Dec. 15, 2020
Journalism educators from Texas and California have been chosen as president and president-elect of National Scholastic Press Association/Associated Collegiate Press.
Serving as president will be Jeanne Acton, journalism director of the University Interscholastic League, Austin, Texas. Serving as president-elect will be Elizabeth Smith, director of Pepperdine Graphic Media and assistant professor of communication at Pepperdine University, Malibu, California.
Acton and Smith had been serving on the NSPA/ACP board of directors, which elected them to the leadership positions on Dec. 11.
The board also elected an incoming treasurer, Chuck Clark, director of WKU Student Publications, at Western Kentucky University, Bowling Green, Kentucky. Acton, Smith and Clark will serve one-year terms in the positions.
NSPA and ACP are the nation’s largest associations for scholastic media and collegiate media. Their Pacemaker Awards are the preeminent awards for student journalism, and their awards for individual work are a showcase of journalistic achievement. The associations are hosts for conventions and workshops that serve thousands of student journalists, teachers, media advisers and supporters of student journalism. NSPA/ACP celebrates its centennial in 2021.
Executive director Laura Widmer said the new leadership was historic.
“I am elated with the possibilities this gives us,” Widmer said. “For the first time, the top executive positions will be led by members, with NSPA and ACP equally represented in the top positions.”
Since early in their history, the Minneapolis-based organizations have had strong ties to the University of Minnesota’s journalism program. Elisia Cohen, director of the university’s Hubbard School of Journalism and Mass Communication since 2017, now moves into the past president’s role, and faculty member Scott Libin, who served as NSPA/ACP treasurer, concludes his service on the board. The Hubbard School will continue its working partnership with NSPA, and a school representative will remain on the board of directors.
“We are so grateful for the support and leadership provided by the journalism school at the University of Minnesota for the past 30-plus years,” Widmer said. She praised the strong organization of Cohen and her predecessor, Al Tims.
NSPA will also remain as headquarters for the Minnesota High School Press Association, which serves the state’s scholastic journalists and their advisers through conferences and awards programs.
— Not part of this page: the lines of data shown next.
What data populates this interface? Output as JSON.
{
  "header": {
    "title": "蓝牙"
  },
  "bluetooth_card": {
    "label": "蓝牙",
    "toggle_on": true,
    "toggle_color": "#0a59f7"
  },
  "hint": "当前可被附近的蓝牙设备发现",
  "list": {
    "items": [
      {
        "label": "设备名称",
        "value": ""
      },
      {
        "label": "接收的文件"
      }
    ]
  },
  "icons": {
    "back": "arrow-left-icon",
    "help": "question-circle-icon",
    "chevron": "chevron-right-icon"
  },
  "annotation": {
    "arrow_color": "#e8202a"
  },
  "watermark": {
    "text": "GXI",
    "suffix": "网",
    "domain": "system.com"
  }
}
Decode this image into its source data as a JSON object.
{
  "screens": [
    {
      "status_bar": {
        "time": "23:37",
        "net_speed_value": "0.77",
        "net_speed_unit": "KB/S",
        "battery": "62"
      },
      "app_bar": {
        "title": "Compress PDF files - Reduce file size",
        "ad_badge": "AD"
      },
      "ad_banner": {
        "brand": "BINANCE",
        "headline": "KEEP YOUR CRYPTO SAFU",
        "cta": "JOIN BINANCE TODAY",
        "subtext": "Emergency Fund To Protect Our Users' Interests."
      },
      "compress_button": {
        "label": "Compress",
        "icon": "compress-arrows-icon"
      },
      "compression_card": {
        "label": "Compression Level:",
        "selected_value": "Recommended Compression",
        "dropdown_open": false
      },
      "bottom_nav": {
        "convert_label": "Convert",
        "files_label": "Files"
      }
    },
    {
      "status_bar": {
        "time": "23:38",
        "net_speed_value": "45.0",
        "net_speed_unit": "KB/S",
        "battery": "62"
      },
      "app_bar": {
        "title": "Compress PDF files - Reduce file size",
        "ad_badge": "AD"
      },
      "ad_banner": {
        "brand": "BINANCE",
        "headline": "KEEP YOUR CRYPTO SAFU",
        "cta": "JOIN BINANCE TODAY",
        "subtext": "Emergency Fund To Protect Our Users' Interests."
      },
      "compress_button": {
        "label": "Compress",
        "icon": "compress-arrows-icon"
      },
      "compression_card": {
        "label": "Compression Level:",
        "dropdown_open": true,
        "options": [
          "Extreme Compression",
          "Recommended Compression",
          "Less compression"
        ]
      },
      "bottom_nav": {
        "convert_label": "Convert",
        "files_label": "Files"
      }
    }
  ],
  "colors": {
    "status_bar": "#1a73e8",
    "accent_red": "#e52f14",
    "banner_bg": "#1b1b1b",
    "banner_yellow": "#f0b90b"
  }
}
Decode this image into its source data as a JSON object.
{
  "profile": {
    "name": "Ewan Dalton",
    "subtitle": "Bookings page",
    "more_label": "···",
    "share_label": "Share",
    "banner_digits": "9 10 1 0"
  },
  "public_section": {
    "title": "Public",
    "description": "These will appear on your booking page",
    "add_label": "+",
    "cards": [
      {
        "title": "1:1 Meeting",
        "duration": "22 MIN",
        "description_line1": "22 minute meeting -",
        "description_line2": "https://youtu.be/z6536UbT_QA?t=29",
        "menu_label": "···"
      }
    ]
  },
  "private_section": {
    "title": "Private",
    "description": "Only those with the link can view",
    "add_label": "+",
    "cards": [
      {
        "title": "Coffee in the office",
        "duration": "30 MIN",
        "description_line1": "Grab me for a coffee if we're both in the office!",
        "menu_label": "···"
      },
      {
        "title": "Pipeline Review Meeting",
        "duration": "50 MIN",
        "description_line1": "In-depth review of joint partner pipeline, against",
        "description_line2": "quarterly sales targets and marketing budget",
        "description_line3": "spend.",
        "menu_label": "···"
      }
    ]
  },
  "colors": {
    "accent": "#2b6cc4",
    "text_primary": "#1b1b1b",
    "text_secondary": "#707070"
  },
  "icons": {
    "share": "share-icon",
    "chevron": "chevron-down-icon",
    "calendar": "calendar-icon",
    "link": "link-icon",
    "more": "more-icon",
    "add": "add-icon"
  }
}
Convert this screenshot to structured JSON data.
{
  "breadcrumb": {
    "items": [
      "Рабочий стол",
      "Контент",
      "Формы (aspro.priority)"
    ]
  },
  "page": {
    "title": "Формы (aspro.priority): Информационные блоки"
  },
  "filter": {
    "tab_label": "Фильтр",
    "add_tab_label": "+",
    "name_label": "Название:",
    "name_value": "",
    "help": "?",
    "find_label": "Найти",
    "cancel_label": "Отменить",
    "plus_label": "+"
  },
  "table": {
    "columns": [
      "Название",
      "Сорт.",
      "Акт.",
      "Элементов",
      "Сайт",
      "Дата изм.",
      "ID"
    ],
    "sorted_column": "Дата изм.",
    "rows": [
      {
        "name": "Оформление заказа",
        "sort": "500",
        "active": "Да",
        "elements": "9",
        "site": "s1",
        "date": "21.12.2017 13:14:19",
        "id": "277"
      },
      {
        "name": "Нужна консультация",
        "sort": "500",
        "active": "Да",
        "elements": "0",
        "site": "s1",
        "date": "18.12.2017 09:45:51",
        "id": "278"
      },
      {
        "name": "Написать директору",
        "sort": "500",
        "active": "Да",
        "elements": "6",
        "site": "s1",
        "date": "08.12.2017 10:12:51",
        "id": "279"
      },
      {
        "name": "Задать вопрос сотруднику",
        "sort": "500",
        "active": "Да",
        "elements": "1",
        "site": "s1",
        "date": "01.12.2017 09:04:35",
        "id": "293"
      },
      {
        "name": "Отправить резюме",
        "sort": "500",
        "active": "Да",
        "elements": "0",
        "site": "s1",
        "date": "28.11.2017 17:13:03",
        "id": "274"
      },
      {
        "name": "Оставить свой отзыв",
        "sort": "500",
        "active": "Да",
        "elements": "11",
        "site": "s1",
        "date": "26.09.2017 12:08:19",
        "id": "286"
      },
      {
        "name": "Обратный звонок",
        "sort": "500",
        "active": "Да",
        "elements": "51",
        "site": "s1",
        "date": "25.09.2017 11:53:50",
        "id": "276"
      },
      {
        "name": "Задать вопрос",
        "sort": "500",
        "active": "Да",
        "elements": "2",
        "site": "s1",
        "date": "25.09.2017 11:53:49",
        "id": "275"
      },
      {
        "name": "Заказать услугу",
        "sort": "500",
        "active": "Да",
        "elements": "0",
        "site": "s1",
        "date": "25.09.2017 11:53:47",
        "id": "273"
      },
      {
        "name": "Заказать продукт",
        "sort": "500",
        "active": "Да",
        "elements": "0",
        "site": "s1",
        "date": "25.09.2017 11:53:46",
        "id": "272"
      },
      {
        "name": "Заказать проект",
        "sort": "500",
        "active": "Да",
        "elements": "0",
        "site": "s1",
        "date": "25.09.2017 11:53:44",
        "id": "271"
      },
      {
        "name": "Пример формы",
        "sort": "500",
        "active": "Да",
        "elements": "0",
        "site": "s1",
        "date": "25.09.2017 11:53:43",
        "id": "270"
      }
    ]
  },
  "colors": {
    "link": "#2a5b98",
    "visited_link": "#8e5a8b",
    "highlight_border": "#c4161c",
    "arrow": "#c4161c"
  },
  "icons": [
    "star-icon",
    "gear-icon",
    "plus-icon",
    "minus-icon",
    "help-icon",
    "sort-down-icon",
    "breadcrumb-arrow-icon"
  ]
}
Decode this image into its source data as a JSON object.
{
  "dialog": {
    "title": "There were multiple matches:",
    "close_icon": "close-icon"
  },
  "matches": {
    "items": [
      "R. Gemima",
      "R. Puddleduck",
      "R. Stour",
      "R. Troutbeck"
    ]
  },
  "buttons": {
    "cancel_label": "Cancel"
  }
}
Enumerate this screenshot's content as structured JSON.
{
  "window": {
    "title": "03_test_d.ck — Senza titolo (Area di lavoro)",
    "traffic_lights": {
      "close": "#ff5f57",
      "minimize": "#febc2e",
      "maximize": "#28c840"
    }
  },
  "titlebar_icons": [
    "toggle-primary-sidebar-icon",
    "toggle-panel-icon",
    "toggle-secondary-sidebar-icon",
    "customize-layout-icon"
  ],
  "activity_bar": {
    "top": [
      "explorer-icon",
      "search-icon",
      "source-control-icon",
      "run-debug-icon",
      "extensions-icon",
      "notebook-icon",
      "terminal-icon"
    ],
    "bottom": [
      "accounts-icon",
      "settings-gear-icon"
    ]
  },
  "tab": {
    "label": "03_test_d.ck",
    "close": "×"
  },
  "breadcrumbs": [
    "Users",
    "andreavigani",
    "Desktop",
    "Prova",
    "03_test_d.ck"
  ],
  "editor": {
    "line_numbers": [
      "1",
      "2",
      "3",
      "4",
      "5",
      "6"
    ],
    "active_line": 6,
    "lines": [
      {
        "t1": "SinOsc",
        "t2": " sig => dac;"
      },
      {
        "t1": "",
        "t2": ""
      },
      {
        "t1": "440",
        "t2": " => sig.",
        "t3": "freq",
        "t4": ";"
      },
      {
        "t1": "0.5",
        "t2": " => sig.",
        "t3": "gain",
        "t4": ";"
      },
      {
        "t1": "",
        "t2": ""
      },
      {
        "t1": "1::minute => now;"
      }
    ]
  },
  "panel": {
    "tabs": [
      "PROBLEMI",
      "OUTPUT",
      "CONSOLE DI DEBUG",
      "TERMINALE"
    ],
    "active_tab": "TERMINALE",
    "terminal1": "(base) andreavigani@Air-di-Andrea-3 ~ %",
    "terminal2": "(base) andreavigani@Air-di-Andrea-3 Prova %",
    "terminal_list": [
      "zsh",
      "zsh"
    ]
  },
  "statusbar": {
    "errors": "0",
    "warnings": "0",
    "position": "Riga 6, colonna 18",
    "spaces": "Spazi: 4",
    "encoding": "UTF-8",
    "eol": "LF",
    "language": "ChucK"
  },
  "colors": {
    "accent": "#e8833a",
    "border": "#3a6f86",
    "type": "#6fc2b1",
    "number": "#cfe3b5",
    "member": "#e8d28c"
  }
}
An MHSPA adviser member continues to serve on the NSPA/ACP board.
Acton, the new president, noted how both NSPA and ACP provide important education and recognition for young journalists and their advisers.
“One of the reasons I love working with journalism advisers and their students is because of their flexibility,” Acton said. “Throw a journalist or a journalism teacher a curveball, and they will adjust and succeed. NSPA and ACP have that same flexibility and adaptability.”
Smith, the incoming president-elect, said both NSPA and ACP invest in training students, connecting students and professionals, critiquing work, and awarding the top honors in scholastic journalism.
“When students win a Pacemaker, there are so simply no words to define the excitement,” Smith said.
“Simply put, there is no organization that honors both the legacy and future of scholastic journalism in quite the same way as NSPA and ACP. I am honored to be part of the work of this organization,” she said.